Journal of the Acoustical Society of America | 2008
Jörg Lohscheller; Daniel Voigt; Michael Doellinger
Clinical examination of voice disorders demands an endoscopical observation of vocal fold vibrations. Highspeed endoscopy is the state-of-the-art technology for investigation of vocal fold vibrations. A novel visualization strategy is proposed which transforms the segmented contours of vocal fold edges into a set of two dimensional images, denoted Phonovibrograms (PVG). Within PVGs the individual type of vocal fold vibration becomes uniquely characterized by specific geometric patterns which can be seen as fingerprints of vocal fold vibration. The PVGs give an intuitive access on the type and degree of the laryngeal asymmetry which is essential to quantify the eects of functional and organic voice disorders.
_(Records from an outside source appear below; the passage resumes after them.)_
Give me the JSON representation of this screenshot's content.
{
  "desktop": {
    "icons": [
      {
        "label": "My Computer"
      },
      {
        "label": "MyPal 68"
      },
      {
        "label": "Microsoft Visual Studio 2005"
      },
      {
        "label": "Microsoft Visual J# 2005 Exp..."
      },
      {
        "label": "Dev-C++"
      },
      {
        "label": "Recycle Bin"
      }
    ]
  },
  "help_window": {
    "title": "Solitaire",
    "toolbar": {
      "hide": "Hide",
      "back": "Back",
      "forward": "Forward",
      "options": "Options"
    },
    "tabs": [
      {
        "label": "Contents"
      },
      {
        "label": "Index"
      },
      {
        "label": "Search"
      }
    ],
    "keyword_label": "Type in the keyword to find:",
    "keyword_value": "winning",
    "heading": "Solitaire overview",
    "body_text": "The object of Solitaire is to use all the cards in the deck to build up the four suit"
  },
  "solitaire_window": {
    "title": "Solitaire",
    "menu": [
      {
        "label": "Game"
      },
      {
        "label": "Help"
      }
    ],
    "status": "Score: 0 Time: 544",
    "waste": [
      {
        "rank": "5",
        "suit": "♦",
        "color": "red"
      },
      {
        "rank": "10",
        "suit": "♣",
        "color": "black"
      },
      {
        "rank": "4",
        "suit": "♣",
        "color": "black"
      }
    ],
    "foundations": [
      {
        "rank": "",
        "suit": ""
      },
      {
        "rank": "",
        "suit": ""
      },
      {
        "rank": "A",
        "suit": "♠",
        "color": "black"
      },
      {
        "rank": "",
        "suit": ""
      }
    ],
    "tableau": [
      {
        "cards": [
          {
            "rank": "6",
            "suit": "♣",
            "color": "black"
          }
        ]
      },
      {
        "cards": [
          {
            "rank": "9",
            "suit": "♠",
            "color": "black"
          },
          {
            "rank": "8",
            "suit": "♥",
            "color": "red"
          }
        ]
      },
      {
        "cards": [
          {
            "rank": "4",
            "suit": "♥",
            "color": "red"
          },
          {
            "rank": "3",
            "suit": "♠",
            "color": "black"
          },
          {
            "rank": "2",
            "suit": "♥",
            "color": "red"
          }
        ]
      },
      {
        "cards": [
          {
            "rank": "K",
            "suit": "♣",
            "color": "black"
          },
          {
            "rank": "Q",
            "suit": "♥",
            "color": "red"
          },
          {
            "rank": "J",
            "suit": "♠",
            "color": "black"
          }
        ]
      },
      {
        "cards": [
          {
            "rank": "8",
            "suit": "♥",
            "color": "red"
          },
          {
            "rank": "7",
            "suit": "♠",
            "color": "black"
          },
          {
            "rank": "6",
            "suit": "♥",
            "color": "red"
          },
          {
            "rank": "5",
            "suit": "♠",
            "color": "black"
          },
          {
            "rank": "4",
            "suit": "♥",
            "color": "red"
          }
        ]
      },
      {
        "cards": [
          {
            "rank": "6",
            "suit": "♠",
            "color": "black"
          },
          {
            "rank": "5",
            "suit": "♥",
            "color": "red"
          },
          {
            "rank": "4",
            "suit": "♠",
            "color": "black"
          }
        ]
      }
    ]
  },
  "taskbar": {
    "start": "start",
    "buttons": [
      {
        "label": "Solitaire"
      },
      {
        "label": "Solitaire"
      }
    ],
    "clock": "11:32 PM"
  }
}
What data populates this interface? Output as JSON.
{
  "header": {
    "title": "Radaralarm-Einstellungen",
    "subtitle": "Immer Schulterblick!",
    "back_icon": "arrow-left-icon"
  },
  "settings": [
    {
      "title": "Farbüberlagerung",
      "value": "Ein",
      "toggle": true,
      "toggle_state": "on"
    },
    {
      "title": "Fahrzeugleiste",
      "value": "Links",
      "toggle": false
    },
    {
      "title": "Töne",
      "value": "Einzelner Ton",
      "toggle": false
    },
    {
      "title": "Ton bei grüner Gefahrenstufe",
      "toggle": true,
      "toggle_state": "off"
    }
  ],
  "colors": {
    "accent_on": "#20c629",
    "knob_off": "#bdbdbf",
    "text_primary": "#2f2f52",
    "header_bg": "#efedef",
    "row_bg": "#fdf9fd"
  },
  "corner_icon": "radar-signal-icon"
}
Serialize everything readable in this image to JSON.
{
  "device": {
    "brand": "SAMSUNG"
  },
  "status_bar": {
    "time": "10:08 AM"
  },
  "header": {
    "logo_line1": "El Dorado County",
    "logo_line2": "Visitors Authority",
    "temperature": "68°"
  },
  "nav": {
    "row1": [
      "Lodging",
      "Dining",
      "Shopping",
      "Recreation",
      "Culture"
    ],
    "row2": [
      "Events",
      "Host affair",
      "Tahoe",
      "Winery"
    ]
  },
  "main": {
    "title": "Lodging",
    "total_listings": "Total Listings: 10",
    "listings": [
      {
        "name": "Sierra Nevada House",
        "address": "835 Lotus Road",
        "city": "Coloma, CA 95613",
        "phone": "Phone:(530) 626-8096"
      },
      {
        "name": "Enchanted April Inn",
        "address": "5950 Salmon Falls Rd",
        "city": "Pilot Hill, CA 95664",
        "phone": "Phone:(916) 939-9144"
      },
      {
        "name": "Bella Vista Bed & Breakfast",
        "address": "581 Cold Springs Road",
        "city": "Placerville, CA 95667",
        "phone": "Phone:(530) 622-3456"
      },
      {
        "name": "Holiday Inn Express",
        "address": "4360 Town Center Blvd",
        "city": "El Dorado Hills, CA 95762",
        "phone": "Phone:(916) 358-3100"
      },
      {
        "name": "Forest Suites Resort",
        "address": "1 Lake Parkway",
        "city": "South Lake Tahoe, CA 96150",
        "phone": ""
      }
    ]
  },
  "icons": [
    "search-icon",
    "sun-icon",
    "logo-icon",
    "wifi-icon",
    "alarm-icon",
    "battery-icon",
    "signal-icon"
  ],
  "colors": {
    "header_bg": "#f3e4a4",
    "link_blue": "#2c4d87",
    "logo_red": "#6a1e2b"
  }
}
To determine the vibration characteristics within the computed PVG pattern recognition algorithms are applied. Thus, for each vocal fold the vibration type can be quantified and classified. The results of the PVG classification will be presented in 80 subjects (normal and pathological voices). It will be shown, that a classification of the vibration type can be performed very precisely even in disturbed vocal fold vibrations. The obtained PVG images can be documented and stored on a hard-disc using a lossless image data-format. The quantitative description of PVG patterns has the potential to realize a novel classification of vocal fold vibrations.